Fahri Bantah Dana Partai Hasil Korupsi
Wasekjen DPP PKS Fahri Hamzah membantah bahwa dana partainya didapat dari hasil korupsi.
Penulis:
Johnson Simanjuntak
TRIBUNNEWS.COM, JAKARTA - Wasekjen DPP PKS Fahri Hamzah membantah bahwa dana partainya didapat dari hasil korupsi. Ditegaskan pembiayaan partai selama ini hanya didapatkan dari 3 sumber yaitu APBN, sumbangan masyarakat umum dan juga kader yang sumbernya jelas dan bukan hasil korupsi.
"DPP PKS belum pernah mengadakan rapat apapun secara resmi membahas pembiayaan partai, apalagi menargetkan sampai Rp 2 triliun," kata Fahri kepada wartawan di Gedung DPR, Jakarta, Senin (20/5/2013) menanggapi tudingan pembobol Bank Jabar, Yudi setiawan yang mengaku menyerahkan uang miliaran rupiah kepada petinggi PKS demi mengejar target dana partai triliunan rupiah untuk kampanye pemilu 2014.

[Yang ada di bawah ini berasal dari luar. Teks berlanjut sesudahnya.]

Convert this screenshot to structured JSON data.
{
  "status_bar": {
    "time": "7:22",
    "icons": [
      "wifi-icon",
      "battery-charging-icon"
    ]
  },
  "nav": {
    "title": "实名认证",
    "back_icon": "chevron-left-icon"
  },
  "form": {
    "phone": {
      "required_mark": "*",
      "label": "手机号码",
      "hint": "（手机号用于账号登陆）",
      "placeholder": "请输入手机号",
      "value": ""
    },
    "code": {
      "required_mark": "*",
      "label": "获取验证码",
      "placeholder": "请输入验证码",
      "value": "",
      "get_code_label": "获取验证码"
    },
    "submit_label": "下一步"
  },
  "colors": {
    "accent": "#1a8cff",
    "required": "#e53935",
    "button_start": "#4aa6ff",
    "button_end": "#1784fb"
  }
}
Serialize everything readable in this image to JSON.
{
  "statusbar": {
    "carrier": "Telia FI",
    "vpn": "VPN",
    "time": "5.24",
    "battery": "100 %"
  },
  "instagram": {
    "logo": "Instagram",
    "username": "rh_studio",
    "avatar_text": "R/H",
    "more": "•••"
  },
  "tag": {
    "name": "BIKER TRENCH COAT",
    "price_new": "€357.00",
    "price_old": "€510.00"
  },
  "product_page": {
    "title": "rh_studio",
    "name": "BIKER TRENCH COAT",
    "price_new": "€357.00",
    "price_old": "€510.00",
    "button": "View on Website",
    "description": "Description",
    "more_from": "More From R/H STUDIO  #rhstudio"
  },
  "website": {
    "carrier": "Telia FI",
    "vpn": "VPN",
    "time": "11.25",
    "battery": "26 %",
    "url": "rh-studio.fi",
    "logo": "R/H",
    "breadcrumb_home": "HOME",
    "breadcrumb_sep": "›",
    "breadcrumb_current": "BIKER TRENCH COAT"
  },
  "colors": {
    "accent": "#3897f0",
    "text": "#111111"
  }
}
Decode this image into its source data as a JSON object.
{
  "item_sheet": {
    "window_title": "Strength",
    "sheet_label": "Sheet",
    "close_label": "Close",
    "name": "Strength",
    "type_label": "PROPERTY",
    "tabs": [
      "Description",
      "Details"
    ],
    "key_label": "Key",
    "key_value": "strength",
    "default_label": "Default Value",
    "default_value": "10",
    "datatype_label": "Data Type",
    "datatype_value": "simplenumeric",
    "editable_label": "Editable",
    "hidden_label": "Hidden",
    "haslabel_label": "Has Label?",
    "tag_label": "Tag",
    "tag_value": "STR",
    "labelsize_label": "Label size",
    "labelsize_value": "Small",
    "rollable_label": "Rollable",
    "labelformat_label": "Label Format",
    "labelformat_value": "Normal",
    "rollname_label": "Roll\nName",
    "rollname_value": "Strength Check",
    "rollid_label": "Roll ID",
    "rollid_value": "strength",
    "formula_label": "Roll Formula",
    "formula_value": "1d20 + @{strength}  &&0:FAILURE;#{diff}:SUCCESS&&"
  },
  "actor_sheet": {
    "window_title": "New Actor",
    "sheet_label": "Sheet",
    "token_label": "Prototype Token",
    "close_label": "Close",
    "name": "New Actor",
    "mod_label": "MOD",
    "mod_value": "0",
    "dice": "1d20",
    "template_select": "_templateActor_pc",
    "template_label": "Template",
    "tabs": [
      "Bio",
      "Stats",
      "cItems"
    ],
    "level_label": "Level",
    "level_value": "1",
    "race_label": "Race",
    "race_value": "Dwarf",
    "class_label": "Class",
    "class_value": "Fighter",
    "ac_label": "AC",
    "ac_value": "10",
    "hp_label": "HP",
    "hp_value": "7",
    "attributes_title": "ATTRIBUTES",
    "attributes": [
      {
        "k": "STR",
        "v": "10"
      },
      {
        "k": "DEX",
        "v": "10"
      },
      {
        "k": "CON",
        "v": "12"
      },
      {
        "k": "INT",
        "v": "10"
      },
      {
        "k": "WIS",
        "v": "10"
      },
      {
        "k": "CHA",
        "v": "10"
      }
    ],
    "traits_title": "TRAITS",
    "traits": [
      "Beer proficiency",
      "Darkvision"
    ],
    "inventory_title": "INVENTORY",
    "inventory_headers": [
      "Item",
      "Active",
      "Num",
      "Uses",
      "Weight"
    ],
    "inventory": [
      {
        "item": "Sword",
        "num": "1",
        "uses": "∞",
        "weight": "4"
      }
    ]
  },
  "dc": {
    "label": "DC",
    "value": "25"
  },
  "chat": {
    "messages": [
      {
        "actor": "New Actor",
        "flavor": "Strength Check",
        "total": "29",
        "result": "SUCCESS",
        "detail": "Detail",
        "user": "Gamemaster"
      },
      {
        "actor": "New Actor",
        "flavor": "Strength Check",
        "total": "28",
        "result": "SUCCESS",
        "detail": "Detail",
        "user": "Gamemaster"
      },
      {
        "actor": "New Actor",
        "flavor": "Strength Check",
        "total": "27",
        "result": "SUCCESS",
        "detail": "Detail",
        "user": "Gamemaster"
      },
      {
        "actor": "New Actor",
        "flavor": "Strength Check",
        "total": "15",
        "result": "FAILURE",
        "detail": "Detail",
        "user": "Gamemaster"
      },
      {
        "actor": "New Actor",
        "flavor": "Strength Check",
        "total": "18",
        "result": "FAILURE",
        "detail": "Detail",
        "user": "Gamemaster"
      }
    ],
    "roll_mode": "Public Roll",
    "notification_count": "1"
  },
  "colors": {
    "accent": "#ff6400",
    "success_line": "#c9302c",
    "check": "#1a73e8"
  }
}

Fahri mengatakan, Partainya berbeda dengan partai lain yang mendapatkan dana dari para pengusaha. ”Banyak partai dibiayai oleh pengusaha-pengusaha. Semua hanya mengandalkan sumbangan sang pengusaha. Ini sebenarnya tidak baik untuk demokrasi.
"Bahkan ada partai yang berani memberikan dana untuk calegnya sebesar Rp 5-10 miliar,” katanya.

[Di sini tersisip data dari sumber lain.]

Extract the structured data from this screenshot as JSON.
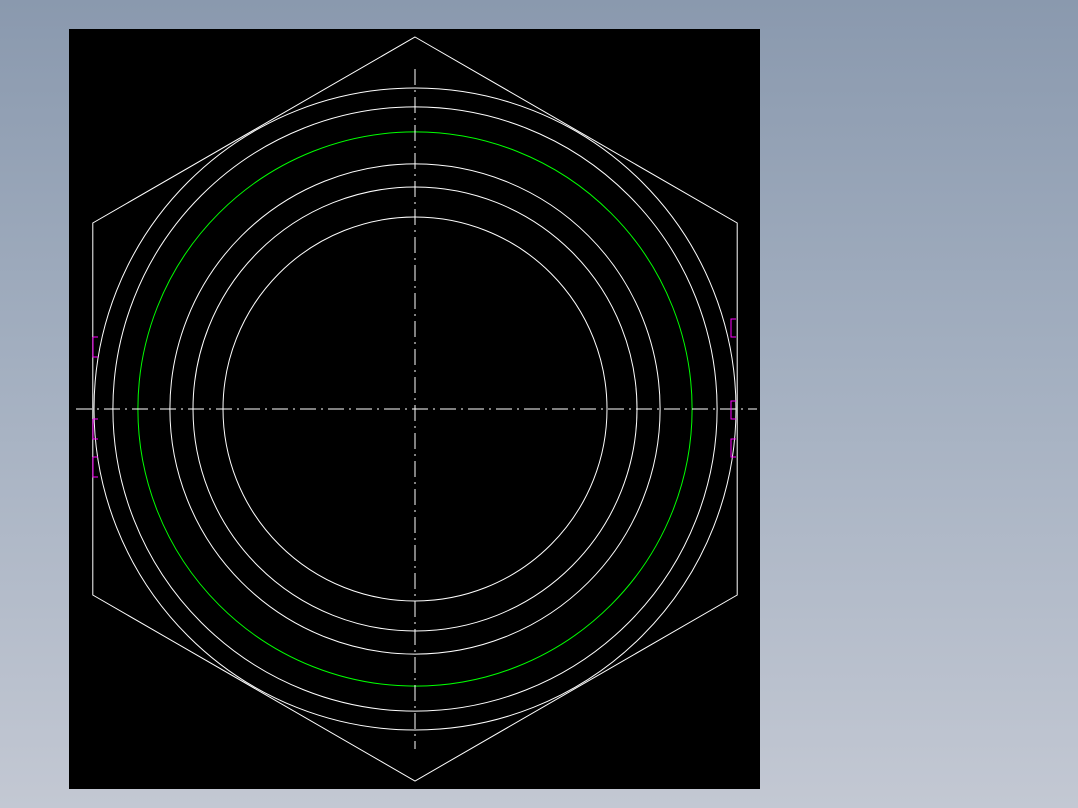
{
  "colors": {
    "background_gradient_top": "#8a99ae",
    "background_gradient_bottom": "#c3c8d3",
    "viewport_background": "#000000",
    "geometry_line": "#ffffff",
    "highlight_circle": "#00ff00",
    "center_line": "#ffffff",
    "thread_marker": "#ff00ff"
  },
  "drawing": {
    "view": "top-view-hex-nut",
    "hexagon": {
      "orientation": "pointy-top"
    },
    "concentric_circles": [
      {
        "id": "outer-1",
        "color_key": "geometry_line",
        "relative_radius": 1.0
      },
      {
        "id": "outer-2",
        "color_key": "geometry_line",
        "relative_radius": 0.9412
      },
      {
        "id": "pitch",
        "color_key": "highlight_circle",
        "relative_radius": 0.8633
      },
      {
        "id": "inner-1",
        "color_key": "geometry_line",
        "relative_radius": 0.7637
      },
      {
        "id": "inner-2",
        "color_key": "geometry_line",
        "relative_radius": 0.6916
      },
      {
        "id": "bore",
        "color_key": "geometry_line",
        "relative_radius": 0.5981
      }
    ],
    "center_lines": {
      "style": "dash-dot"
    },
    "edge_markers": {
      "count_per_side": 3,
      "color_key": "thread_marker"
    }
  }
}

Fahri mengungkapkan jikapun ada bukti yang memberatkan mantan Presiden PKS, Luthfi Hasan Ishaaq dalam kasus impor daging sapi, maka itu merupakan tanggung jawab pribadi Luthfi. Jikapun ada bukti rapat yang dilakukan Lutfi maka itu bukan rapat resmi DPP karena tidak ada satupun catatan mengenai hal itu.
Menurut Fahri, dalam rekaman percakapan antara bekas Presiden PKS Luthfi Hasan Ishaaq dan tersangka kasus suap impor daging sapi Ahmad Fathanah tidak terjadi persetujuan penerimaan dana. Sebab faktanya ada mekanisme di internal PKS dalam menerima dana dari eksternal. Tidak seperti parpol lain yang sumber dananya dari satu konglomerat tertentu.